A skin ulcer is where an area of skin has broken down and you can see the underlying tissue. Most skin ulcers occur on the lower legs or feet. The skin normally heals quickly if it is cut. However, in some people with diabetes the skin on the feet does not heal so well and is prone to develop an ulcer. This can be even after a mild injury such as stepping on a small stone in your bare feet.
Types of Foot Ulcer
Venous ulcers are located below the knee and are primarily found on the inner part of the leg, just above the ankle.
The borders of a venous ulcer are usually irregularly shaped and the surrounding skin is often discolored and swollen. It may even feel warm or hot.
The skin may appear shiny and tight, depending on the amount of edema (swelling). The skin may also have brown or purple discoloration about the lower leg, known as “stasis skin changes.”
Neurotrophic ulcers are usually located at increased pressure points on the bottom of the feet. However, neurotrophic ulcers related to trauma can occur anywhere on the foot. They occur primarily in people with diabetes although they can affect anyone who has an impaired sensation of the feet.
Diabetes can cause damage to the nerve and vascular supply in the feet and legs. Patients with neuropathy have reduced or no sensation and, therefore, might be unaware of any trauma to their feet caused by ill-fitting footwear or an object in their shoes, such as a piece of glass, a stone or a drawing pin.

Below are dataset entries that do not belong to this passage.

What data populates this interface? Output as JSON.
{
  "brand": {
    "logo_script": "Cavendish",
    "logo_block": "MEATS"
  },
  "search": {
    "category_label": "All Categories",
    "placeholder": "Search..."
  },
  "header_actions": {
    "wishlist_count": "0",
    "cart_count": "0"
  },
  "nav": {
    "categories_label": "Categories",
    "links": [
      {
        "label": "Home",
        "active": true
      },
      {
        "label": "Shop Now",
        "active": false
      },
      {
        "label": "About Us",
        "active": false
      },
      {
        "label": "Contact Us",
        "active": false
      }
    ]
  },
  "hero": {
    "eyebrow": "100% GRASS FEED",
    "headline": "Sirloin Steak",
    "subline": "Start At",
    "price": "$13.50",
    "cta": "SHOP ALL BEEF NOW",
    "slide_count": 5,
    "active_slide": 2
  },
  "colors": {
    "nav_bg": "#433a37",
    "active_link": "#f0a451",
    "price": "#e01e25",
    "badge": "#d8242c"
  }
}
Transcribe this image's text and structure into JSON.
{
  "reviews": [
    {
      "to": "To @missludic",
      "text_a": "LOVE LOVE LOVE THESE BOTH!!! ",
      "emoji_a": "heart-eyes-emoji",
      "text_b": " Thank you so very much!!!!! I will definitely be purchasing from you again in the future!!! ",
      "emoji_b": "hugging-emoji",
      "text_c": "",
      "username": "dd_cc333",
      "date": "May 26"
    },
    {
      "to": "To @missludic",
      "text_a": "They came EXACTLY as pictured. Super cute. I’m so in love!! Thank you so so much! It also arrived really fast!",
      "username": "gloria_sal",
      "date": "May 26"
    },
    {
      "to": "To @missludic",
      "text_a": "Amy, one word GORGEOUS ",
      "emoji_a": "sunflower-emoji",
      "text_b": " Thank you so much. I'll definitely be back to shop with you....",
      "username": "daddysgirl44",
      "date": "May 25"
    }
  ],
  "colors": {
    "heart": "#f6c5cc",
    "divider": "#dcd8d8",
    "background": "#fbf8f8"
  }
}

Continued walking on an injured foot will damage it further and minor lesions can become more serious. A simple examination of the feet, feeling inside the shoes before wearing them and not walking barefoot can help to prevent minor injuries. Many of the patients attending the diabetes clinic are older and some cannot see, feel or reach their feet, which means that they are often unaware of any injuries
Diabetic foot ulcers are caused by neuropathic (nerve) and vascular (blood vessel) complications of the disease.
Nerve damage due to diabetes causes altered or complete loss of feeling in the foot and/or leg. This is known as peripheral neuropathy. Pressure from shoes, cuts, bruises, or any injury to the foot may go unnoticed. The loss of protective sensation stops the patient from being warned that the skin is being injured and may result in skin loss, blisters and ulcers.
Treatment options for all ulcers may include:
Antibiotics, if an infection is present
Anti-platelet or anti-clotting medications to prevent a blood clot
Topical wound care therapies
As a rule, the better the control of your diabetes, the less likely you are to develop complications such as foot ulcers. Also, where appropriate, treatment of high blood pressure, high cholesterol level, and reducing any other risk factors will reduce your risk of diabetes complications. In particular, you are strongly advised to stop smoking if you smoke.
Our feet keep us balanced and carry our weight. In a lifetime they walk as much as going five times around the earth. We should look after our feet before any of these problems creep in. Some of the serious foot problems may need the attention of a doctor. So, prevention is always better than cure.